The virus seemingly wanes. Restrictions are eased.

But then what?

Plot any metric used to gauge the coronavirus impact in Florida on a chart, and you might envision a roller coaster.

First positivity rates go up.


Then, hospitals get busy.


And, finally, so do medical examiner's offices.


It’s happened twice -- the second elevation much worse than the first -- and now on a down-slope, Gov. Ron DeSantis is trumpeting the latest numbers.

About 1,900 new Florida resident cases, the lowest since June 14.

New case positivity is running just below 6% over the last week.

COVID-related hospitalizations are down more than 50% in a month.

"There's been a lot of positive movement over the last four to six weeks," DeSantis said in Central Florida, one of three stops he made Monday across the state to discuss the trend. "Obviously we want to see that continuing."

One data point he did not mention from five weeks ago: 190 Floridians were dying each day back then from COVID-related causes, a record high.

Instead, his office and his Department of Health have been sending out a graph that appears to show deaths plummeting recently to at or near zero.

State of Florida

But that graph is misleading.

It shows the number of deaths occurring each day, so it will always trail off toward zero because it takes time to confirm and count the most recent deaths.

Consider: Here's what the governor's 30-day death chart would've looked like on July 23:


Pretty impressive, right? Deaths were "down" by 81% in nine days.
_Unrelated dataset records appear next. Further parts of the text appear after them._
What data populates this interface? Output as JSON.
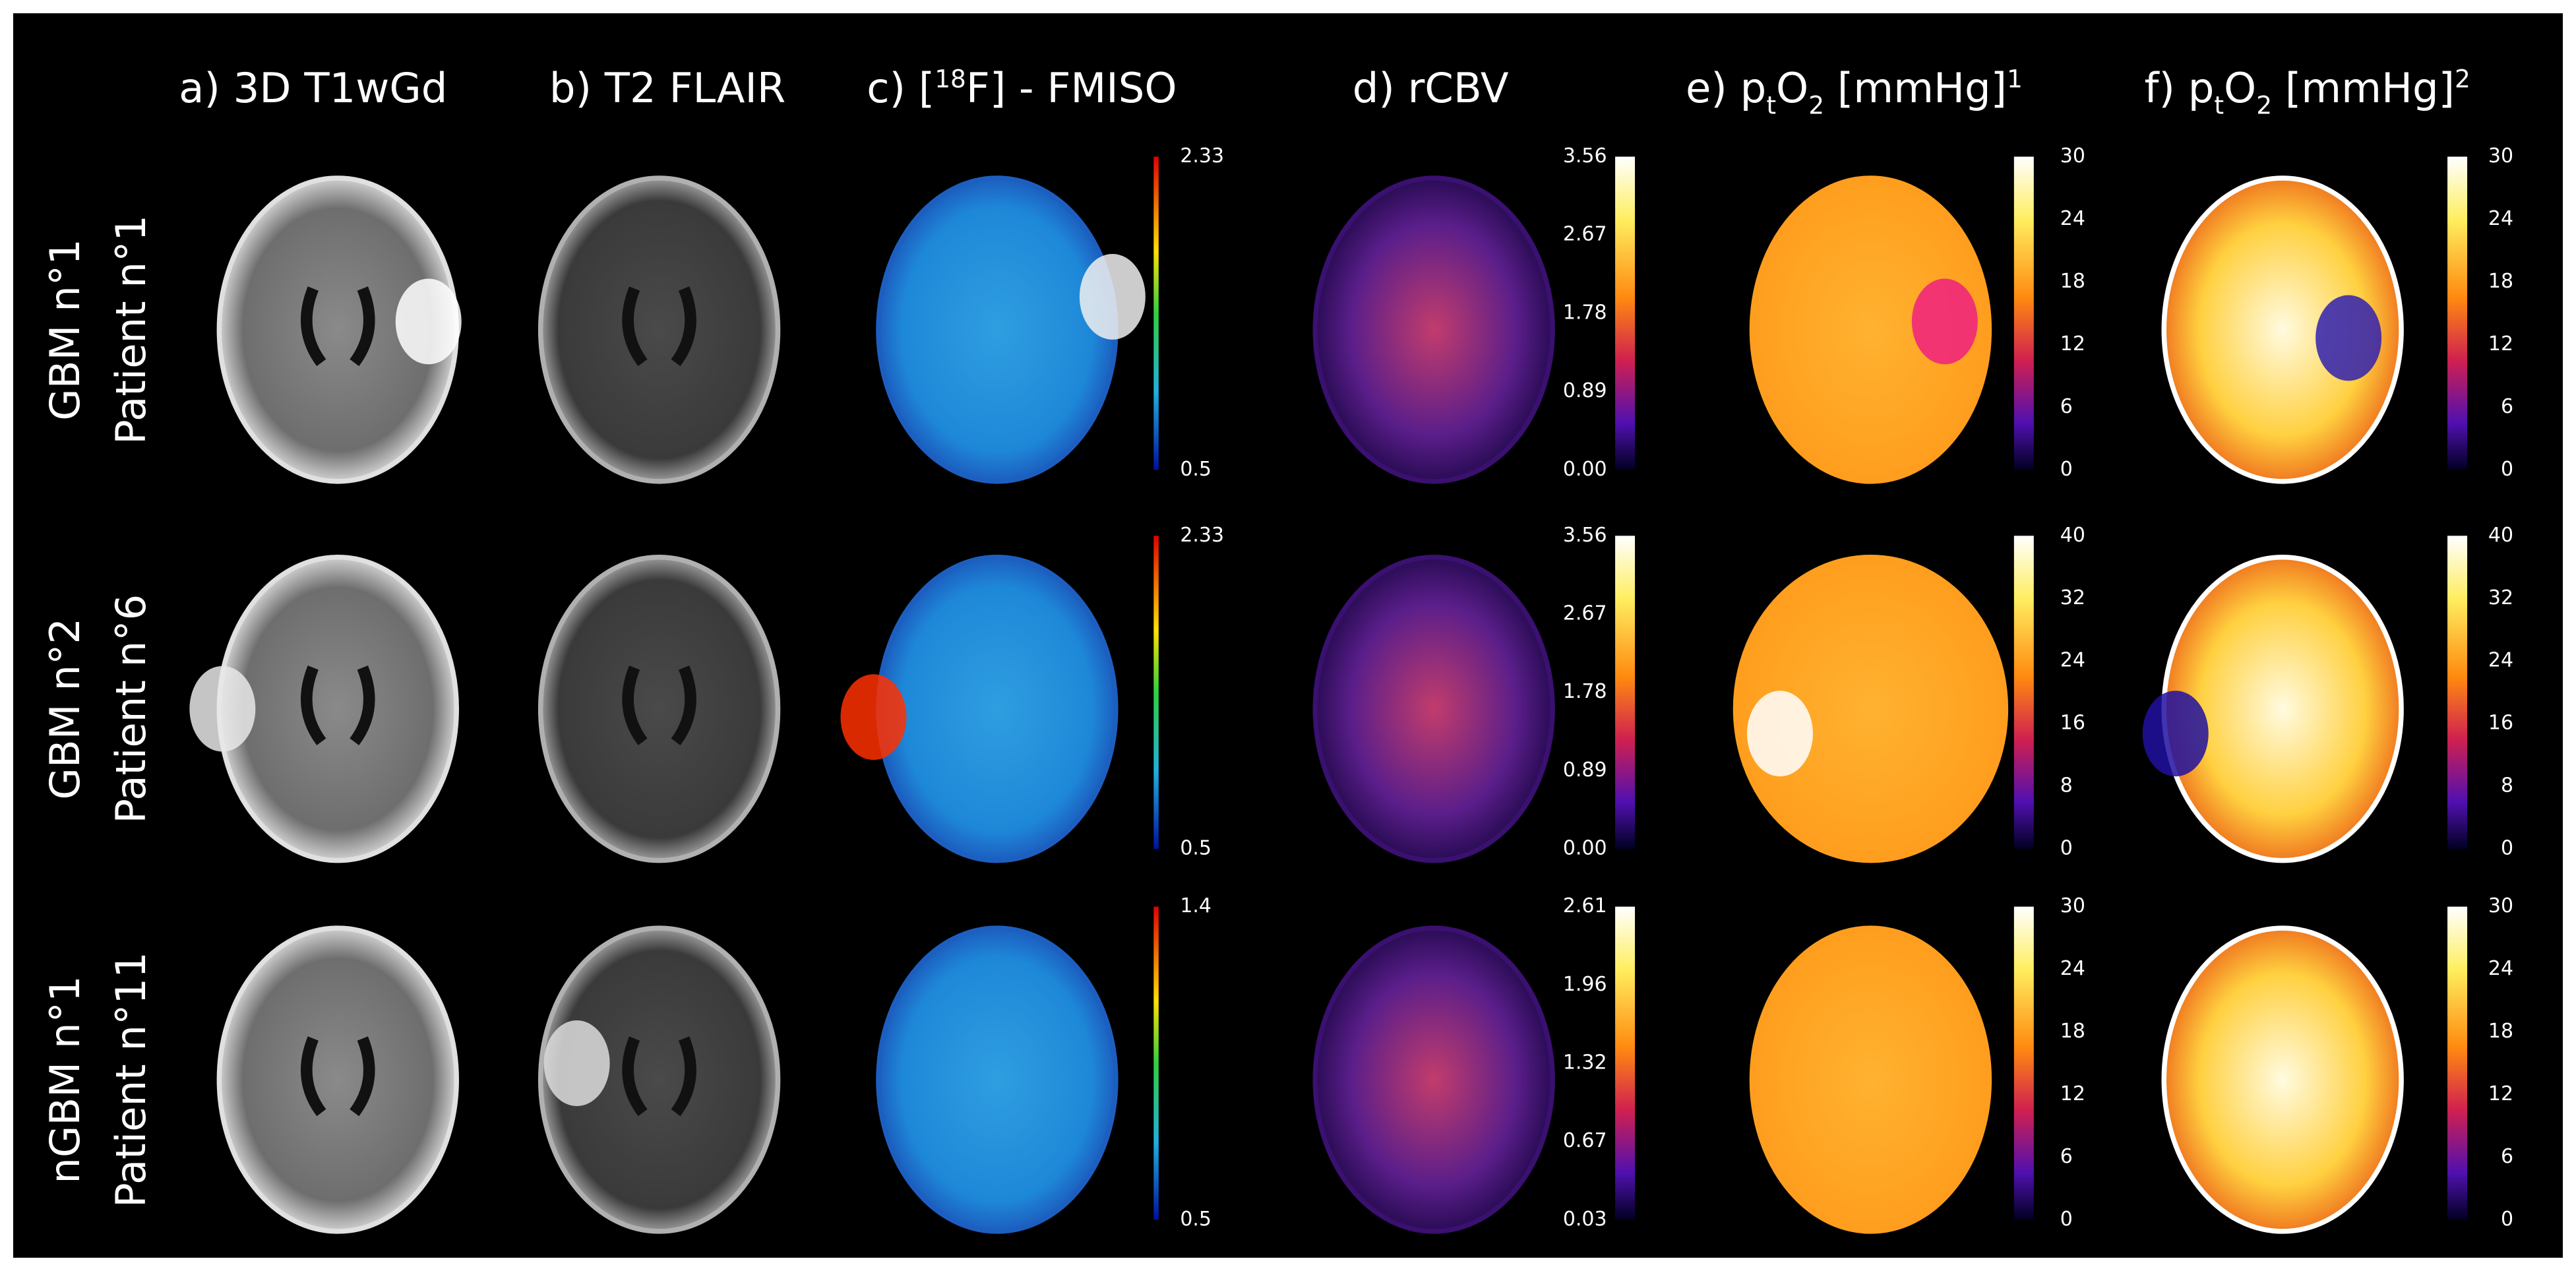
{
  "headers": [
    [
      "a) 3D T1wGd"
    ],
    [
      "b) T2 FLAIR"
    ],
    [
      "c) [",
      "18",
      "F] - FMISO"
    ],
    [
      "d) rCBV"
    ],
    [
      "e) p",
      "t",
      "O",
      "2",
      " [mmHg]",
      "1"
    ],
    [
      "f) p",
      "t",
      "O",
      "2",
      " [mmHg]",
      "2"
    ]
  ],
  "rows": [
    {
      "label": [
        "GBM n°1",
        "Patient n°1"
      ],
      "fmiso_scale": [
        "2.33",
        "0.5"
      ],
      "rcbv_scale": [
        "3.56",
        "2.67",
        "1.78",
        "0.89",
        "0.00"
      ],
      "pto2_1_scale": [
        "30",
        "24",
        "18",
        "12",
        "6",
        "0"
      ],
      "pto2_2_scale": [
        "30",
        "24",
        "18",
        "12",
        "6",
        "0"
      ]
    },
    {
      "label": [
        "GBM n°2",
        "Patient n°6"
      ],
      "fmiso_scale": [
        "2.33",
        "0.5"
      ],
      "rcbv_scale": [
        "3.56",
        "2.67",
        "1.78",
        "0.89",
        "0.00"
      ],
      "pto2_1_scale": [
        "40",
        "32",
        "24",
        "16",
        "8",
        "0"
      ],
      "pto2_2_scale": [
        "40",
        "32",
        "24",
        "16",
        "8",
        "0"
      ]
    },
    {
      "label": [
        "nGBM n°1",
        "Patient n°11"
      ],
      "fmiso_scale": [
        "1.4",
        "0.5"
      ],
      "rcbv_scale": [
        "2.61",
        "1.96",
        "1.32",
        "0.67",
        "0.03"
      ],
      "pto2_1_scale": [
        "30",
        "24",
        "18",
        "12",
        "6",
        "0"
      ],
      "pto2_2_scale": [
        "30",
        "24",
        "18",
        "12",
        "6",
        "0"
      ]
    }
  ]
}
But here's what the death toll really was on those days, now that all (or nearly all) of the bodies have been counted.


As of Monday, the actual number of deaths on July 23 is confirmed to be 194 -- not the 20 shown on the graph DeSantis' office would have published on that day.

Misleading graphs aside, the numbers are clearly improving again.

This time around, the governor is careful to say he doesn't know where this deadly roller coaster may be heading next.

Asked if he was concerned about a spike after Labor Day -- as happened after July 4 -- DeSantis said: "Well, we’re always looking to see what happens. I mean, I think, the one thing we’ve shown is I think the system, we’re going to be able to handle what happens going forward."

And hope the ride is nearing its end.